Erosion in der Anti-Terror-Allianz Saudischer Kronprinz stellt sich gegen Bush

Der saudi-arabische Kronprinz Abdullah hat George W. Bush die Meinung gesagt - und die weicht ziemlich von der des US-Präsidenten ab. Abdullah sprach sich deutlich gegen eine Ausweitung des Anti-Terror-Kampfes auf Iran und den Irak aus.
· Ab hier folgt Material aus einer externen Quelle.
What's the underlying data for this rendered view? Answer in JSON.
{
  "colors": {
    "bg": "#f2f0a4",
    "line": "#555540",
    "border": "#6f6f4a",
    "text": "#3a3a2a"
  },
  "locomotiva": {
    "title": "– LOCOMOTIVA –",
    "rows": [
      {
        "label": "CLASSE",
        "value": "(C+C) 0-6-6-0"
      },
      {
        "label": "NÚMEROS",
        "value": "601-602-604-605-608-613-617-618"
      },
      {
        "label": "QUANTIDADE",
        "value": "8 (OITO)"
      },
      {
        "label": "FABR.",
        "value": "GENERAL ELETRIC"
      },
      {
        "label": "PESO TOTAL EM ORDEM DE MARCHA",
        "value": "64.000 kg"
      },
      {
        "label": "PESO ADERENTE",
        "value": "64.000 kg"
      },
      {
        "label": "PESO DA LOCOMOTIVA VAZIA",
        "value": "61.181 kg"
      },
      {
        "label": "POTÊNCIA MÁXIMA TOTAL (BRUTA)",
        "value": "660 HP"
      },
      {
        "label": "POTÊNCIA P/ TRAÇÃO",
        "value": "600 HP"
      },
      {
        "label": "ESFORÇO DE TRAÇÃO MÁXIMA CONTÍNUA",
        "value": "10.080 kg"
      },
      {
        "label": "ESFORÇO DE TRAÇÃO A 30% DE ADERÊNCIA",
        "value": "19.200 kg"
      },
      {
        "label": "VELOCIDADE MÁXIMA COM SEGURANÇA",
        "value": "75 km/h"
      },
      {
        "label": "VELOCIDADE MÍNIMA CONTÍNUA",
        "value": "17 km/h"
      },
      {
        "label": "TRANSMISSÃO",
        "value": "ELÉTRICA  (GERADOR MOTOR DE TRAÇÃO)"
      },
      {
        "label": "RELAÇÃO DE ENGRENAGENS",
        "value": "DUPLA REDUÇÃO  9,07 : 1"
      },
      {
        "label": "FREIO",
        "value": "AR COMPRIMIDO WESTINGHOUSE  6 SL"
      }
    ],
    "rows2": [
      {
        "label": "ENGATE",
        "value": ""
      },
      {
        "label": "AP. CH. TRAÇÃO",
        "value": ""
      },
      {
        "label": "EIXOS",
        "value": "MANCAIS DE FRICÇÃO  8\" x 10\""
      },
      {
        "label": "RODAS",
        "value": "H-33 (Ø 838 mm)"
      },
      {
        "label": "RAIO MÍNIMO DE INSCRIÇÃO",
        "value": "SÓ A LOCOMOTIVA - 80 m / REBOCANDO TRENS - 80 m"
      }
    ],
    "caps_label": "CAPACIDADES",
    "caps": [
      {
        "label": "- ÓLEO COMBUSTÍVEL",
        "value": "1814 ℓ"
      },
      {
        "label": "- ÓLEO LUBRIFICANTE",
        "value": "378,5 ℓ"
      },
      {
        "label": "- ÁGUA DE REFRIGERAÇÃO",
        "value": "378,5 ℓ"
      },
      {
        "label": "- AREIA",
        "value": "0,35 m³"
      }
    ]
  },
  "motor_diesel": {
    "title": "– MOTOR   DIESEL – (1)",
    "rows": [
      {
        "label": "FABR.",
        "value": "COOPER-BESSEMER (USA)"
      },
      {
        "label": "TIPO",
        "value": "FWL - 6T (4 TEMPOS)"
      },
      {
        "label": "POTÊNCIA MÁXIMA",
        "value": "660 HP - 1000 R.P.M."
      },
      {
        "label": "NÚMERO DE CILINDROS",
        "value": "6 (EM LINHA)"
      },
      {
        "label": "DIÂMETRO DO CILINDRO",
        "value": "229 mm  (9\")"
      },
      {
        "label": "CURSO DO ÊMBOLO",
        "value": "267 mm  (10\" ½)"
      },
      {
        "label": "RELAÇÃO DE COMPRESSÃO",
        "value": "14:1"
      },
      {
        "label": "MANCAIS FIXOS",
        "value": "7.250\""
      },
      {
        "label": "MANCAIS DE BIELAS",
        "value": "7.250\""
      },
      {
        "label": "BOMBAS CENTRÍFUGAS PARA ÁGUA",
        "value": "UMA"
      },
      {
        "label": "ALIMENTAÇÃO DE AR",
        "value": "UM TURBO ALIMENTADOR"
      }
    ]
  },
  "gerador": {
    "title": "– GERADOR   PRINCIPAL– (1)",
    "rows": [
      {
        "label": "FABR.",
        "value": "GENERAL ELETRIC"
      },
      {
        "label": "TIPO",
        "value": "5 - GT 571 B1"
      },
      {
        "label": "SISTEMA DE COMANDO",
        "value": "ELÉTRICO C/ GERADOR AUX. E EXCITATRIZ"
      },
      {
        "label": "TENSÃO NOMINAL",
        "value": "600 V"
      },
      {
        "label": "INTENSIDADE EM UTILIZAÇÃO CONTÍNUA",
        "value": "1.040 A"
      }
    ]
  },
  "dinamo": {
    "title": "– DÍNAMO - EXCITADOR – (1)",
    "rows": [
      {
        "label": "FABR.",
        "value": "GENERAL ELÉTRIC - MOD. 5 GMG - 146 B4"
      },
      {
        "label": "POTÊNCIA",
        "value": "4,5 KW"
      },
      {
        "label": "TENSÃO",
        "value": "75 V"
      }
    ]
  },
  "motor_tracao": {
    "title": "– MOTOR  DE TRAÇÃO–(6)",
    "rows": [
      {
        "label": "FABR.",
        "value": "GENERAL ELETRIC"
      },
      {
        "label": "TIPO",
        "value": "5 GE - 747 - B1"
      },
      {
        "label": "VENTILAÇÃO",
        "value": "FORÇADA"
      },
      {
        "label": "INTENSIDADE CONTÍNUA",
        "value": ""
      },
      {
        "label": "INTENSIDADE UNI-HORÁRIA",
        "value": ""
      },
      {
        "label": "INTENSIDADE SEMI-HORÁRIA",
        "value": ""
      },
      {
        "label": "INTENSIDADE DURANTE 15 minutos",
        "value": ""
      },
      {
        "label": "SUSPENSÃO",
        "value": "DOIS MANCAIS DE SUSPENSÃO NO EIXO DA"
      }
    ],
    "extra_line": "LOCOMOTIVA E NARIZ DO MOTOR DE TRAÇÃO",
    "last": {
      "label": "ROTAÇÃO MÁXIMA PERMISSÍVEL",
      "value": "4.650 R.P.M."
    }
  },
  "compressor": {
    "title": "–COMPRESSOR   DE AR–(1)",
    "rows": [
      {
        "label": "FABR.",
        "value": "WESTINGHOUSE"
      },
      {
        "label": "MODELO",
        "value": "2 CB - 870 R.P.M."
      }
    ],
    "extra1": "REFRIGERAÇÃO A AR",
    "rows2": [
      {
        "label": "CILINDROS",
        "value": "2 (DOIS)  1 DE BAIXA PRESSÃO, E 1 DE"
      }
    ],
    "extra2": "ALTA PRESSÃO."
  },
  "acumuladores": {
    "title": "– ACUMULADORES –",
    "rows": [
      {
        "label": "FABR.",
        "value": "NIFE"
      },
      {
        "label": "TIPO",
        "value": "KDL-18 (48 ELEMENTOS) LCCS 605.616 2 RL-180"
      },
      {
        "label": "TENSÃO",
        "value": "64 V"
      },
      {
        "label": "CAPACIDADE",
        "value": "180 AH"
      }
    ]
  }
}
Kronprinz Abdullah: Der Verbündete Amerikas geht auf Distanz
AP

Kronprinz Abdullah: Der Verbündete Amerikas geht auf Distanz

Washington - "Ich glaube nicht, dass der Anti-Terror-Krieg Iran und den Irak betrifft", sagte Abdullah dem US-Nachrichtenmagazin "Time" in einem auf der Internet-Seite der Zeitschrift veröffentlichtem Interview. Iran trage zur Stabilität in der Region bei. "Es gab in der Vergangenheit Spannungen (mit Iran), aber diese sind gelöst", sagte der Kronprinz. Er habe seine Meinung zur Irak-Politik der USA Präsident George W. Bush mitgeteilt, und dort solle sie auch bleiben.

Wenn es in Iran und im Irak Terrorismus gebe, dann sei dieser das Ergebnis kleiner Randgruppen, nicht der Regierungen, sagte Abdullah. Nun scheint einzutreten, was Experten befürchtet haben. Bushs Rhetorik findet in der arabischen Welt keinen Anklang, die Anti-Terror-Allianz droht auseinander zu fallen. Bush hatte Iran und den Irak zusammen mit Nordkorea als "Achse des Bösen" bezeichnet.

Abdullah äußerte sich in dem Interview auch zur Lage in Palästina. Im Kampf zwischen Israel und den Palästinensern müssten Friedenstruppen eingesetzt werden, sagte Abdullah. "Wir können beide Seiten trennen und Friedenstruppen einsetzen. Dann wird es Zeit sein, beide Seiten zurück an den Verhandlungstisch zu drängen."